Cape Town - To mark International Women’s Day, a group of people gathered at the ribbon gate in Tokai to take a symbolic stand against gender-based violence (GBV) and to commemorate the life of 16-year-old Franziska Blöchliger, who was murdered there on March 7 six years ago.
They tied hundreds of ribbons of remembrance at the gate throughout the day for the 'Remembering Franziska' event, organised by Parkscape a community safety and environmental non-profit organisation.
Yesterday’s event followed SANParks’s decision to clear the area of Franziska’s memorial site, which was one of the blocks that had been earmarked for a prescribed burn.
SANParks will now preserve that area and incorporate it into the fire break for Blöchliger’s cross to be visible.

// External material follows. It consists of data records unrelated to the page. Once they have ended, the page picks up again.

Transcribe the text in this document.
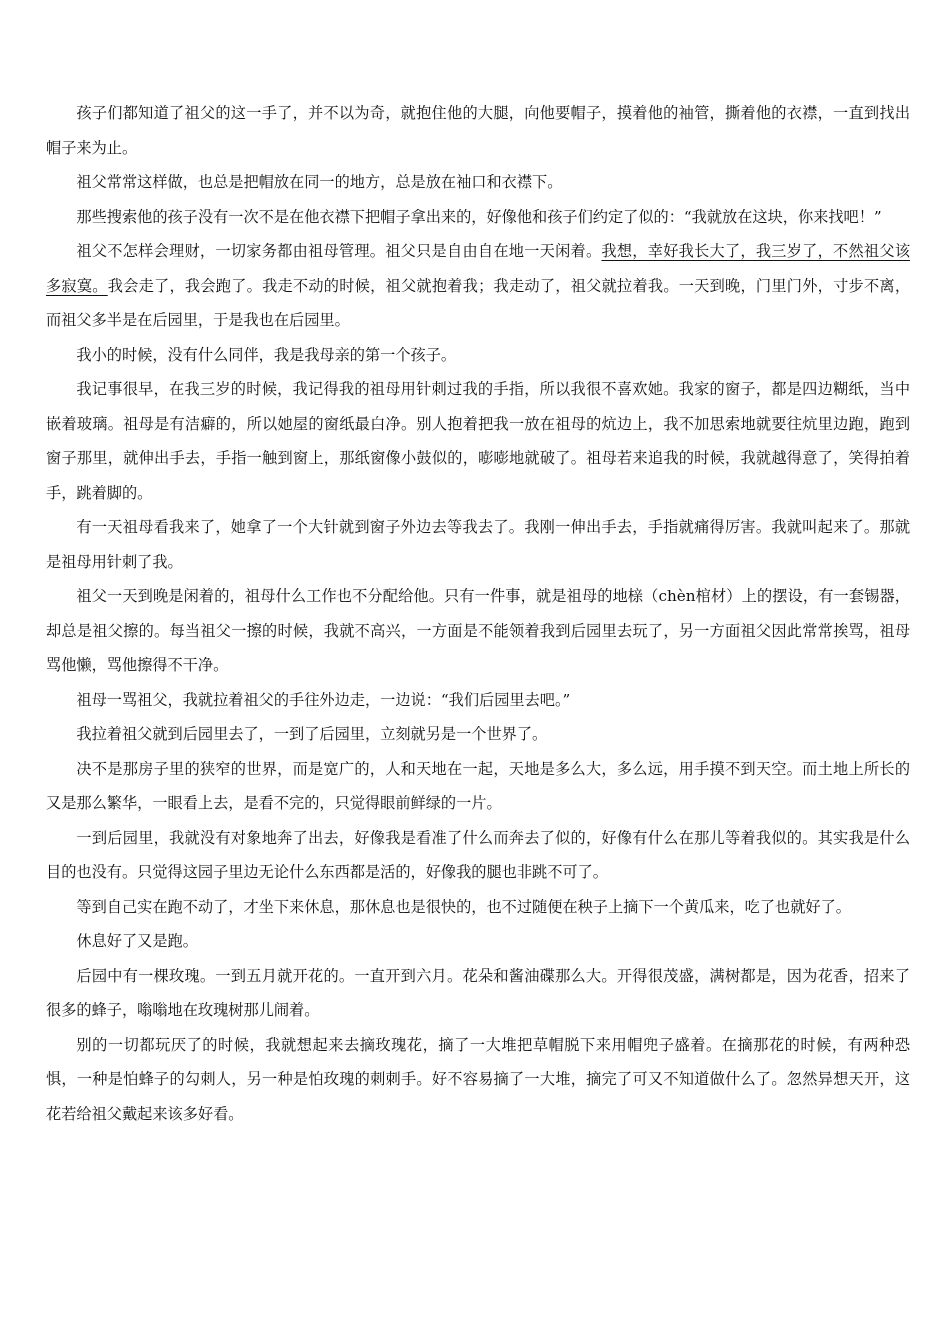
孩子们都知道了祖父的这一手了，并不以为奇，就抱住他的大腿，向他要帽子，摸着他的袖管，撕着他的衣襟，一直到找出帽子来为止。

祖父常常这样做，也总是把帽放在同一的地方，总是放在袖口和衣襟下。

那些搜索他的孩子没有一次不是在他衣襟下把帽子拿出来的，好像他和孩子们约定了似的：“我就放在这块，你来找吧！”

祖父不怎样会理财，一切家务都由祖母管理。祖父只是自由自在地一天闲着。我想，幸好我长大了，我三岁了，不然祖父该多寂寞。我会走了，我会跑了。我走不动的时候，祖父就抱着我；我走动了，祖父就拉着我。一天到晚，门里门外，寸步不离，而祖父多半是在后园里，于是我也在后园里。

我小的时候，没有什么同伴，我是我母亲的第一个孩子。

我记事很早，在我三岁的时候，我记得我的祖母用针刺过我的手指，所以我很不喜欢她。我家的窗子，都是四边糊纸，当中嵌着玻璃。祖母是有洁癖的，所以她屋的窗纸最白净。别人抱着把我一放在祖母的炕边上，我不加思索地就要往炕里边跑，跑到窗子那里，就伸出手去，手指一触到窗上，那纸窗像小鼓似的，嘭嘭地就破了。祖母若来追我的时候，我就越得意了，笑得拍着手，跳着脚的。

有一天祖母看我来了，她拿了一个大针就到窗子外边去等我去了。我刚一伸出手去，手指就痛得厉害。我就叫起来了。那就是祖母用针刺了我。

祖父一天到晚是闲着的，祖母什么工作也不分配给他。只有一件事，就是祖母的地榇（chèn棺材）上的摆设，有一套锡器，却总是祖父擦的。每当祖父一擦的时候，我就不高兴，一方面是不能领着我到后园里去玩了，另一方面祖父因此常常挨骂，祖母骂他懒，骂他擦得不干净。

祖母一骂祖父，我就拉着祖父的手往外边走，一边说：“我们后园里去吧。”

我拉着祖父就到后园里去了，一到了后园里，立刻就另是一个世界了。

决不是那房子里的狭窄的世界，而是宽广的，人和天地在一起，天地是多么大，多么远，用手摸不到天空。而土地上所长的又是那么繁华，一眼看上去，是看不完的，只觉得眼前鲜绿的一片。

一到后园里，我就没有对象地奔了出去，好像我是看准了什么而奔去了似的，好像有什么在那儿等着我似的。其实我是什么目的也没有。只觉得这园子里边无论什么东西都是活的，好像我的腿也非跳不可了。

等到自己实在跑不动了，才坐下来休息，那休息也是很快的，也不过随便在秧子上摘下一个黄瓜来，吃了也就好了。

休息好了又是跑。

后园中有一棵玫瑰。一到五月就开花的。一直开到六月。花朵和酱油碟那么大。开得很茂盛，满树都是，因为花香，招来了很多的蜂子，嗡嗡地在玫瑰树那儿闹着。

别的一切都玩厌了的时候，我就想起来去摘玫瑰花，摘了一大堆把草帽脱下来用帽兜子盛着。在摘那花的时候，有两种恐惧，一种是怕蜂子的勾刺人，另一种是怕玫瑰的刺刺手。好不容易摘了一大堆，摘完了可又不知道做什么了。忽然异想天开，这花若给祖父戴起来该多好看。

Parkscape founder Nicky Schmidt said: “The memorial site, with its cross, together with the Ribbon Gate, are powerful reminders that we must always stand against the scourge of gender-based violence and all violence committed against women.”
Parkscape hosted a remembrance event every year on March 7, as its formation was predicated by Franziska’s death, and a substantial portion of the organisation’s mandate was to create safe community spaces within the buffer zones of Table Mountain National Park, particularly for women and children.
Women of Westlake, a community service organisation that was active in finding Franziska’s murderer, was also at yesterday’s event to offer a prayer for all the lives lost to GBV.
Director Anthea Thebus said: “Six years has gone by so quickly, yet what happened to the innocent girl in Tokai Forest that day was still so fresh in our memory. It made us more aware as women and girls to always be on guard and alert.”
Blöchliger was jogging in Tokai Forest when she was attacked, gagged, beaten and raped before her body was abandoned in the bushes.
A murder trial followed at the Western Cape High Court in 2017 where a Westlake resident, Howard Oliver, admitted to killing and raping the teenager. In an affidavit he explained how he grabbed her from behind and then dragged her into fynbos at Tokai Forest.
Friends of Tokai Park secretary Alanna Rebelo said in an age of unprecedented extinctions and a planet that was fast degrading, they needed to do what they could to protect what was left.
Rebelo said that protecting nature was not in conflict with paying tribute to Blöchliger’s memory or showing solidarity with protesters against gender-based violence and femicide.